Michael regarded Livia with a look that Thomas understood perfectly. He could tell how much he wanted to hear more, how urgently interested he was—and how an even more critical problem precluded the conversation he desperately wished they could have. Thomas had felt like that himself half the time, in Rome.

“I don’t understand,” Spencer said. “If this mask is fake, how could it have provoked your brother’s Shift? And how do you know it’s fake, by the way?”

“Edward doesn’t need the mask to Shift. He doesn’t need anything external. Neither do I. We’ve been taught and we’ve practiced. We can both bring it about. You saw me do it, Spencer.”

“So I did. But then—”

“Because it was fake. Any of the ritual objects should provoke a strong reaction in a Shifter. You vibrate with them, in a way.”
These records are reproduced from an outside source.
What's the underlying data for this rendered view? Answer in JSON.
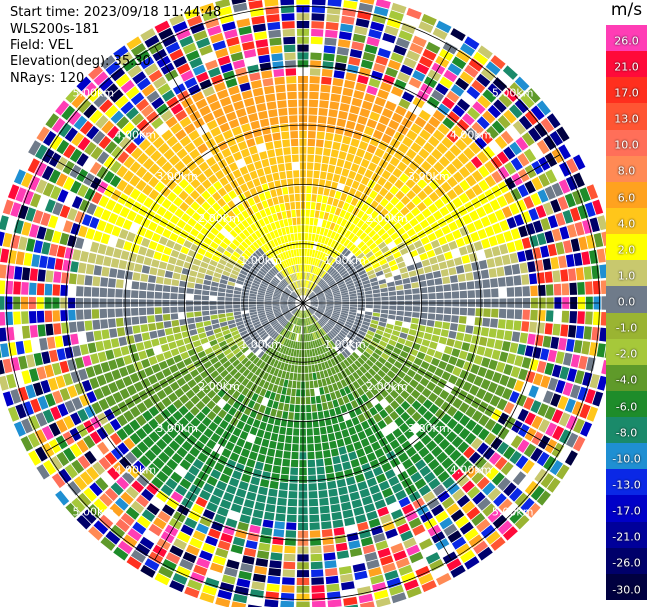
{
  "header": {
    "start_time": "Start time: 2023/09/18 11:44:48",
    "device": "WLS200s-181",
    "field": "Field: VEL",
    "elevation": "Elevation(deg): 35.30",
    "nrays": "NRays: 120"
  },
  "colorbar": {
    "unit": "m/s",
    "levels": [
      {
        "label": "26.0",
        "color": "#ff3db5"
      },
      {
        "label": "21.0",
        "color": "#ff0a3a"
      },
      {
        "label": "17.0",
        "color": "#ff2f1e"
      },
      {
        "label": "13.0",
        "color": "#ff5533"
      },
      {
        "label": "10.0",
        "color": "#ff6f59"
      },
      {
        "label": "8.0",
        "color": "#ff8a55"
      },
      {
        "label": "6.0",
        "color": "#ffa21f"
      },
      {
        "label": "4.0",
        "color": "#ffc61a"
      },
      {
        "label": "2.0",
        "color": "#ffff00"
      },
      {
        "label": "1.0",
        "color": "#c8c86e"
      },
      {
        "label": "0.0",
        "color": "#6f7b8a"
      },
      {
        "label": "-1.0",
        "color": "#9ab432"
      },
      {
        "label": "-2.0",
        "color": "#a6c83a"
      },
      {
        "label": "-4.0",
        "color": "#5f9a2a"
      },
      {
        "label": "-6.0",
        "color": "#1e8c2a"
      },
      {
        "label": "-8.0",
        "color": "#1a8a6a"
      },
      {
        "label": "-10.0",
        "color": "#1f8fd2"
      },
      {
        "label": "-13.0",
        "color": "#0a28e6"
      },
      {
        "label": "-17.0",
        "color": "#0000c8"
      },
      {
        "label": "-21.0",
        "color": "#00009a"
      },
      {
        "label": "-26.0",
        "color": "#00006a"
      },
      {
        "label": "-30.0",
        "color": "#000040"
      }
    ]
  },
  "chart_data": {
    "type": "heatmap",
    "projection": "polar PPI",
    "field": "VEL",
    "units": "m/s",
    "n_rays": 120,
    "range_rings_km": [
      1.0,
      2.0,
      3.0,
      4.0,
      5.0
    ],
    "range_ring_labels": [
      "1.00km",
      "2.00km",
      "3.00km",
      "4.00km",
      "5.00km"
    ],
    "max_range_km": 5.3,
    "spokes": 12,
    "velocity_pattern": {
      "north_sector": "positive (2 to 8 m/s, yellow/orange)",
      "south_sector": "negative (-2 to -6 m/s, green)",
      "east_west": "near zero (gray)",
      "outer_ring_km": "noise beyond ~3.8 km"
    }
  }
}
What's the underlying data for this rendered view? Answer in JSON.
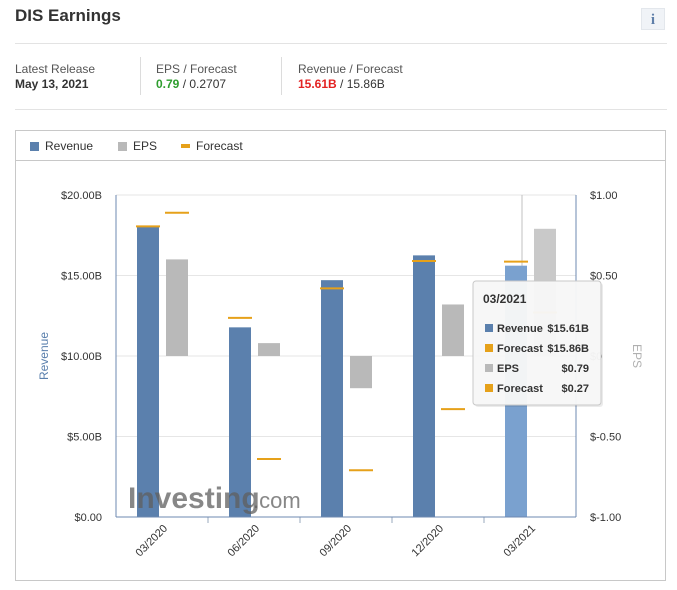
{
  "header": {
    "title": "DIS Earnings",
    "info_label": "i"
  },
  "summary": {
    "latest_release_label": "Latest Release",
    "latest_release_value": "May 13, 2021",
    "eps_label": "EPS / Forecast",
    "eps_actual": "0.79",
    "eps_separator": " / ",
    "eps_forecast": "0.2707",
    "revenue_label": "Revenue / Forecast",
    "revenue_actual": "15.61B",
    "revenue_separator": " / ",
    "revenue_forecast": "15.86B"
  },
  "colors": {
    "revenue": "#5b80ad",
    "eps": "#b9b9b9",
    "forecast": "#e6a11a",
    "eps_positive": "#2e9d2e",
    "revenue_miss": "#e32222"
  },
  "legend": [
    {
      "label": "Revenue",
      "color": "#5b80ad"
    },
    {
      "label": "EPS",
      "color": "#b9b9b9"
    },
    {
      "label": "Forecast",
      "color": "#e6a11a"
    }
  ],
  "tooltip": {
    "title": "03/2021",
    "rows": [
      {
        "label": "Revenue",
        "value": "$15.61B",
        "color": "#5b80ad"
      },
      {
        "label": "Forecast",
        "value": "$15.86B",
        "color": "#e6a11a"
      },
      {
        "label": "EPS",
        "value": "$0.79",
        "color": "#b9b9b9"
      },
      {
        "label": "Forecast",
        "value": "$0.27",
        "color": "#e6a11a"
      }
    ]
  },
  "watermark": {
    "brand": "Investing",
    "suffix": ".com"
  },
  "chart_data": {
    "type": "bar",
    "categories": [
      "03/2020",
      "06/2020",
      "09/2020",
      "12/2020",
      "03/2021"
    ],
    "series": [
      {
        "name": "Revenue",
        "axis": "left",
        "values": [
          18.01,
          11.78,
          14.71,
          16.25,
          15.61
        ]
      },
      {
        "name": "Forecast",
        "axis": "left",
        "values": [
          18.05,
          12.37,
          14.2,
          15.9,
          15.86
        ]
      },
      {
        "name": "EPS",
        "axis": "right",
        "values": [
          0.6,
          0.08,
          0.0,
          0.32,
          0.79
        ]
      },
      {
        "name": "Forecast",
        "axis": "right",
        "values": [
          0.89,
          -0.64,
          -0.71,
          -0.33,
          0.27
        ]
      }
    ],
    "eps_bar_base": [
      0,
      0,
      -0.2,
      0,
      0
    ],
    "ylabel": "Revenue",
    "y2label": "EPS",
    "ylim": [
      0,
      20
    ],
    "y2lim": [
      -1,
      1
    ],
    "yticks": [
      "$0.00",
      "$5.00B",
      "$10.00B",
      "$15.00B",
      "$20.00B"
    ],
    "y2ticks": [
      "$-1.00",
      "$-0.50",
      "$0",
      "$0.50",
      "$1.00"
    ],
    "grid": true,
    "legend_position": "top-left",
    "highlighted_category": "03/2021"
  }
}
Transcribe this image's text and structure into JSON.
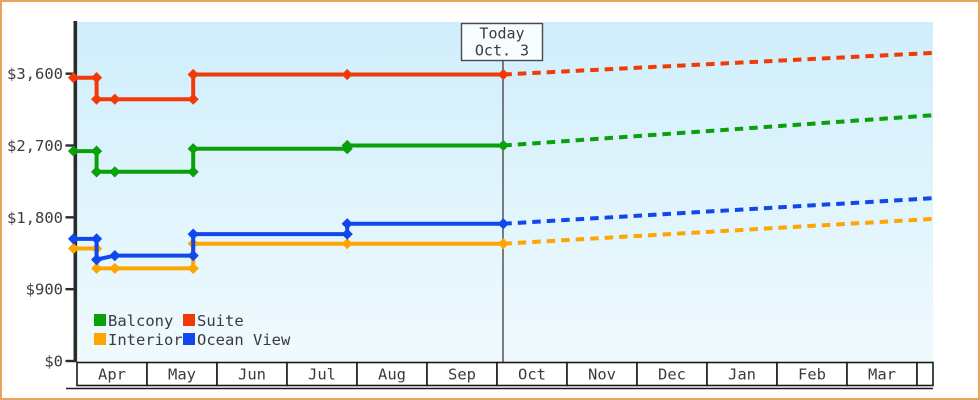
{
  "window": {
    "background": "#ffffff",
    "border_color": "#e9a45b"
  },
  "chart_data": {
    "type": "line",
    "title": "",
    "description": "Cabin price history by category with dotted projected future prices",
    "today_marker": {
      "label": "Today",
      "date": "Oct. 3",
      "month_offset": 6.09
    },
    "x_axis": {
      "months": [
        "Apr",
        "May",
        "Jun",
        "Jul",
        "Aug",
        "Sep",
        "Oct",
        "Nov",
        "Dec",
        "Jan",
        "Feb",
        "Mar"
      ]
    },
    "y_axis": {
      "ticks": [
        {
          "label": "$3,600",
          "value": 3600
        },
        {
          "label": "$2,700",
          "value": 2700
        },
        {
          "label": "$1,800",
          "value": 1800
        },
        {
          "label": "$900",
          "value": 900
        },
        {
          "label": "$0",
          "value": 0
        }
      ],
      "min": 0,
      "max": 4250
    },
    "plot_background": {
      "top": "#cfeefb",
      "bottom": "#f0fafe"
    },
    "series": [
      {
        "name": "Balcony",
        "color": "#0aa00a",
        "points": [
          {
            "date": "Apr 1",
            "m": -0.05,
            "price": 2630
          },
          {
            "date": "Apr 9",
            "m": 0.28,
            "price": 2630
          },
          {
            "date": "Apr 9",
            "m": 0.28,
            "price": 2370
          },
          {
            "date": "Apr 17",
            "m": 0.54,
            "price": 2370
          },
          {
            "date": "May 21",
            "m": 1.66,
            "price": 2370
          },
          {
            "date": "May 21",
            "m": 1.66,
            "price": 2660
          },
          {
            "date": "Jul 27",
            "m": 3.86,
            "price": 2660
          },
          {
            "date": "Jul 27",
            "m": 3.86,
            "price": 2700
          },
          {
            "date": "Oct 3",
            "m": 6.09,
            "price": 2700
          }
        ],
        "projection": {
          "m": 12.23,
          "price": 3080
        }
      },
      {
        "name": "Suite",
        "color": "#f23a08",
        "points": [
          {
            "date": "Apr 1",
            "m": -0.05,
            "price": 3550
          },
          {
            "date": "Apr 9",
            "m": 0.28,
            "price": 3550
          },
          {
            "date": "Apr 9",
            "m": 0.28,
            "price": 3280
          },
          {
            "date": "Apr 17",
            "m": 0.54,
            "price": 3280
          },
          {
            "date": "May 21",
            "m": 1.66,
            "price": 3280
          },
          {
            "date": "May 21",
            "m": 1.66,
            "price": 3590
          },
          {
            "date": "Jul 27",
            "m": 3.86,
            "price": 3590
          },
          {
            "date": "Oct 3",
            "m": 6.09,
            "price": 3590
          }
        ],
        "projection": {
          "m": 12.23,
          "price": 3860
        }
      },
      {
        "name": "Interior",
        "color": "#ffa502",
        "points": [
          {
            "date": "Apr 1",
            "m": -0.05,
            "price": 1410
          },
          {
            "date": "Apr 9",
            "m": 0.28,
            "price": 1410
          },
          {
            "date": "Apr 9",
            "m": 0.28,
            "price": 1160
          },
          {
            "date": "Apr 17",
            "m": 0.54,
            "price": 1160
          },
          {
            "date": "May 21",
            "m": 1.66,
            "price": 1160
          },
          {
            "date": "May 21",
            "m": 1.66,
            "price": 1470
          },
          {
            "date": "Jul 27",
            "m": 3.86,
            "price": 1470
          },
          {
            "date": "Oct 3",
            "m": 6.09,
            "price": 1470
          }
        ],
        "projection": {
          "m": 12.23,
          "price": 1780
        }
      },
      {
        "name": "Ocean View",
        "color": "#1048eb",
        "points": [
          {
            "date": "Apr 1",
            "m": -0.05,
            "price": 1530
          },
          {
            "date": "Apr 9",
            "m": 0.28,
            "price": 1530
          },
          {
            "date": "Apr 9",
            "m": 0.28,
            "price": 1270
          },
          {
            "date": "Apr 17",
            "m": 0.54,
            "price": 1320
          },
          {
            "date": "May 21",
            "m": 1.66,
            "price": 1320
          },
          {
            "date": "May 21",
            "m": 1.66,
            "price": 1590
          },
          {
            "date": "Jul 27",
            "m": 3.86,
            "price": 1590
          },
          {
            "date": "Jul 27",
            "m": 3.86,
            "price": 1720
          },
          {
            "date": "Oct 3",
            "m": 6.09,
            "price": 1720
          }
        ],
        "projection": {
          "m": 12.23,
          "price": 2040
        }
      }
    ]
  }
}
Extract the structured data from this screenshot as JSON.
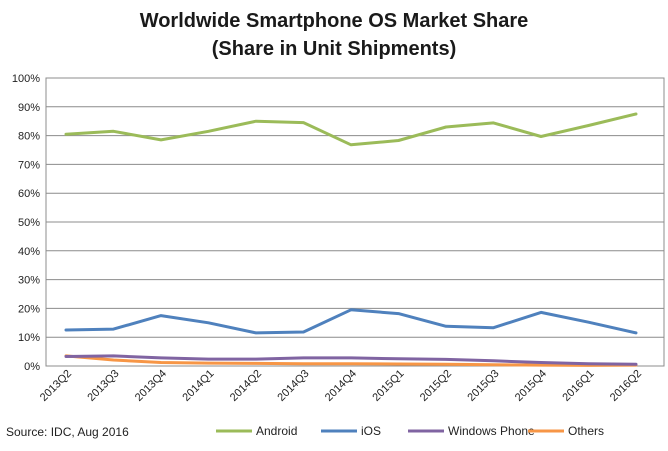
{
  "chart_data": {
    "type": "line",
    "title": "Worldwide Smartphone OS Market Share",
    "subtitle": "(Share in Unit Shipments)",
    "source": "Source: IDC, Aug 2016",
    "categories": [
      "2013Q2",
      "2013Q3",
      "2013Q4",
      "2014Q1",
      "2014Q2",
      "2014Q3",
      "2014Q4",
      "2015Q1",
      "2015Q2",
      "2015Q3",
      "2015Q4",
      "2016Q1",
      "2016Q2"
    ],
    "y_ticks": [
      "0%",
      "10%",
      "20%",
      "30%",
      "40%",
      "50%",
      "60%",
      "70%",
      "80%",
      "90%",
      "100%"
    ],
    "ylim": [
      0,
      100
    ],
    "grid": true,
    "legend_position": "bottom",
    "series": [
      {
        "name": "Android",
        "color": "#9bbb59",
        "values": [
          80.5,
          81.5,
          78.5,
          81.5,
          85.0,
          84.5,
          76.8,
          78.3,
          83.0,
          84.4,
          79.7,
          83.5,
          87.5
        ]
      },
      {
        "name": "iOS",
        "color": "#4f81bd",
        "values": [
          12.5,
          12.8,
          17.5,
          15.0,
          11.5,
          11.8,
          19.5,
          18.2,
          13.8,
          13.3,
          18.6,
          15.2,
          11.5
        ]
      },
      {
        "name": "Windows Phone",
        "color": "#8064a2",
        "values": [
          3.3,
          3.5,
          2.8,
          2.4,
          2.4,
          2.8,
          2.8,
          2.5,
          2.3,
          1.8,
          1.2,
          0.8,
          0.6
        ]
      },
      {
        "name": "Others",
        "color": "#f79646",
        "values": [
          3.5,
          2.1,
          1.2,
          1.0,
          0.9,
          0.8,
          0.8,
          0.7,
          0.6,
          0.4,
          0.3,
          0.2,
          0.3
        ]
      }
    ]
  }
}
“And because you and your brother can become wolves—”

“No. Any Shifter will respond to any of the objects. It doesn’t have to be your animal-self, your clan, even your tribe. Even if you don’t know about yourself, don’t know what it is that compels you. A hundred times, I’ve gone to tribal museums. Hopi, or Navajo. Cree. Just to see who comes and stands in front of certain cases, how long they stay, if they seem to react. Hoping to find someone else like me. I can’t tell, though. I can’t.”

“That was how you knew the Ohtahyohnee wasn’t real.”

“It was beautiful,” Michael said sadly. “But I didn’t respond to it. I didn’t feel anything.”

“And your brother went to see the mask, and when it turned out to be inauthentic, he went mad with rage?”

“I don’t think that’s exactly what happened. If he’d just wanted to see it he could have walked in the front door, like I did. He keeps his hair long, he wears his medicine bag around his neck—my God, Sotheby’s would have fallen all over him. I don’t think he wanted to see it. I think he wanted to steal it.”

“But why?” Spencer asked. “For the value? I suppose seven million dollars could buy back a lot of Native land.”

“No. Edward doesn’t think like that. If he had it he’d hide it,
keep it in Indian hands. He wouldn’t sell it to someone who’d put it on display for the world to gawk at. I think he came down for that reason—to take it back—but if all he wanted was to keep it away from white people he’d have had a big laugh when he found out it wasn’t real. He’d think it was just hysterical that people would be making a label for the wall and getting all solemn about a replica. But if I’m right, he came to take it for a much bigger reason. He needed it.”

“For?”

“I think he must have found someone who can perform the Ceremony, or could, if he had the objects.”

“But you say Edward no longer needs the Ceremony.”

“An unawakened Shifter would, though. I think Edward’s been doing what I’ve been doing. Only he’s been successful. I think he’s identified another Shifter.”